In 2010, the number of remote orders averaged 5,675 per month, or 28 percent of all orders entered at Earl. K. Long, according to Dorman. The increase in workflow there necessitated the addition of two overnight pharmacists, each working seven days on and seven days off. Even with the addition of staff, Dorman estimates that LSU Health Care saves nearly $541,000 annually, because remote order entry obviated the need for similar staff increases at the outlying hospitals.

“We’re essentially doing the same amount of work with two pharmacists that six pharmacists would typically perform,” he said.

At the same time, remote order entry puts nurses in closer touch with pharmacists, according to Danny Jackson, Pharm.D., system pharmacy director for LSU Health Care. “There’s quite a bit of interaction between pharmacists at Earl K. Long and nurse supervisors at the rural hospitals,” he said.

The fact that the LSU Health Care pharmacy information system was already standardized across all facilities (with all hospitals sharing the same computer server) made implementing the remote order entry system easier. With it, pharmacists can log in from any location and call up records of any patient within the LSU system.

Pharmacist Vanessa Pourciau utilizes the LSU remote order entry system.

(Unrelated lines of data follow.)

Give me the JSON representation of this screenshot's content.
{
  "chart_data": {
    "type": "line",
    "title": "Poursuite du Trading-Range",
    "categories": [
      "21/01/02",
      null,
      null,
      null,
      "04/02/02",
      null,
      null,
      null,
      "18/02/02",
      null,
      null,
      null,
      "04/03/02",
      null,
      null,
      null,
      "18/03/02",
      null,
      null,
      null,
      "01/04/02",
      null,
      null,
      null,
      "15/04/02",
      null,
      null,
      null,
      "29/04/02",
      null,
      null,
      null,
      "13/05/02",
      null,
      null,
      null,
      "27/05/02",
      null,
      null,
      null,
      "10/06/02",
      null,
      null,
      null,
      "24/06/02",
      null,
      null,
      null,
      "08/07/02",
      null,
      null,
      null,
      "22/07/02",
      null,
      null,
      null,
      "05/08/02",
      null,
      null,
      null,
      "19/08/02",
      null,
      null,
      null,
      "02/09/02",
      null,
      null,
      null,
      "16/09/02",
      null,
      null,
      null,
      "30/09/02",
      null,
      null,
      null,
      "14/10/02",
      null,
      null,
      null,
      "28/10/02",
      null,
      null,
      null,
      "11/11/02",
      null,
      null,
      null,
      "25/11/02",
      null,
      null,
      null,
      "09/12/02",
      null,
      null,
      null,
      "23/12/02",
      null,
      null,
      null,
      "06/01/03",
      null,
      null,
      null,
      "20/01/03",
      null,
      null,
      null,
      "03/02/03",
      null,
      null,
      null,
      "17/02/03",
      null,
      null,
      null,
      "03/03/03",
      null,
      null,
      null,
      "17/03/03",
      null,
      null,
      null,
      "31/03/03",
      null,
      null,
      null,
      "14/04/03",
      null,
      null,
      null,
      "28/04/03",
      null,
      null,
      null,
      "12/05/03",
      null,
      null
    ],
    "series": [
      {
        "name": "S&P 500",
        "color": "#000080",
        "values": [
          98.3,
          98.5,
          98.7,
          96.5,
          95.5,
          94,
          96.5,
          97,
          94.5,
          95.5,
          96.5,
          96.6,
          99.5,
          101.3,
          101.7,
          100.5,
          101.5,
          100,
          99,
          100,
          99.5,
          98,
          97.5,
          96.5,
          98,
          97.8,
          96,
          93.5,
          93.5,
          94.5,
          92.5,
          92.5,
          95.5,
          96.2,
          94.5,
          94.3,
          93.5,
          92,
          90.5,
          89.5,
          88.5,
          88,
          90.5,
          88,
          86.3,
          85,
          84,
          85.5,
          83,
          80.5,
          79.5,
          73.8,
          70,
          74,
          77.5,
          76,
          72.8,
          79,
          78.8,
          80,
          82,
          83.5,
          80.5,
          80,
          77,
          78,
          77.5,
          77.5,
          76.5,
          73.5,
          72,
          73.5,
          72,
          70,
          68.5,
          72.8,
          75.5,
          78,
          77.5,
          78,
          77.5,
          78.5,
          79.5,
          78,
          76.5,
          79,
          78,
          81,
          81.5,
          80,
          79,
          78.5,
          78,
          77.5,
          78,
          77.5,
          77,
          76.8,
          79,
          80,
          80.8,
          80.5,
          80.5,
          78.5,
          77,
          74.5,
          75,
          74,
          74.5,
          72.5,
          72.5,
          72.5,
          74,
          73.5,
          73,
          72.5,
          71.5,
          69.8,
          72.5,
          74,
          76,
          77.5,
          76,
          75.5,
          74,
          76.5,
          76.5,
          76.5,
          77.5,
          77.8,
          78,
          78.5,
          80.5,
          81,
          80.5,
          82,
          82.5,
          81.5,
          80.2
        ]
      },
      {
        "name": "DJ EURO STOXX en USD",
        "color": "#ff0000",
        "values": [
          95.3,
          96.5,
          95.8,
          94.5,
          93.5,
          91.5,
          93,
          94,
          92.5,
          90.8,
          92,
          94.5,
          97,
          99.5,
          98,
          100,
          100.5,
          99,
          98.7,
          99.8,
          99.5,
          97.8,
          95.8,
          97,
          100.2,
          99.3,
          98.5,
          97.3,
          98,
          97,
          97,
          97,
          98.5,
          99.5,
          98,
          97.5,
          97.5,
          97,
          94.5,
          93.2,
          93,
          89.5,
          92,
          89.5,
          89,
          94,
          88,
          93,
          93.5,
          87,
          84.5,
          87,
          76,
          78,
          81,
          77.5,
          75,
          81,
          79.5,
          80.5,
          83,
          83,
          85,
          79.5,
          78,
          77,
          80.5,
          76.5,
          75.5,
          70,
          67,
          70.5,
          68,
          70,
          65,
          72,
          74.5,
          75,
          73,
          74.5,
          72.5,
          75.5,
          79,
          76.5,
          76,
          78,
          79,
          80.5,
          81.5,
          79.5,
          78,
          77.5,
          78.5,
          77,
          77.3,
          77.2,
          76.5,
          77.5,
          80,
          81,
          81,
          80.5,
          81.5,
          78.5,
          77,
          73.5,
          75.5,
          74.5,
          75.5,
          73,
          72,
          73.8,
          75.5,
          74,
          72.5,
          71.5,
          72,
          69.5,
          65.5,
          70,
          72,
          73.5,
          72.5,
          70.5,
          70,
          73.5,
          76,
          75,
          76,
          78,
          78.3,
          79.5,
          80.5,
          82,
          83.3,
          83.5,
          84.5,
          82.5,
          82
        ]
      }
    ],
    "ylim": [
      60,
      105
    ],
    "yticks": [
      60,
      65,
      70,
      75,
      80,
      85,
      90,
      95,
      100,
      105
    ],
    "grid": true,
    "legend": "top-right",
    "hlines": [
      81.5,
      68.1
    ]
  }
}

“If you’re about to embark on remote order entry, the more the host and remote location systems are matched with regard to formulary, protocol, and processes, the smoother things will go,” said Jackson. “It’s a lot easier than having to go back and standardize things after the fact.”

He added that LSU has not yet determined the impact of remote order entry on medication error rates, because a number of performance improvement projects, such as bar-code medication administration, were implemented throughout the LSU system in a short time span. “It’s difficult to isolate the impact of each one,” Jackson said.

“Right now, we’re collecting data to compare pharmacy entry errors at the remote location [Earl K. Long] versus the home locations to see if any patterns or issues show up,” he said.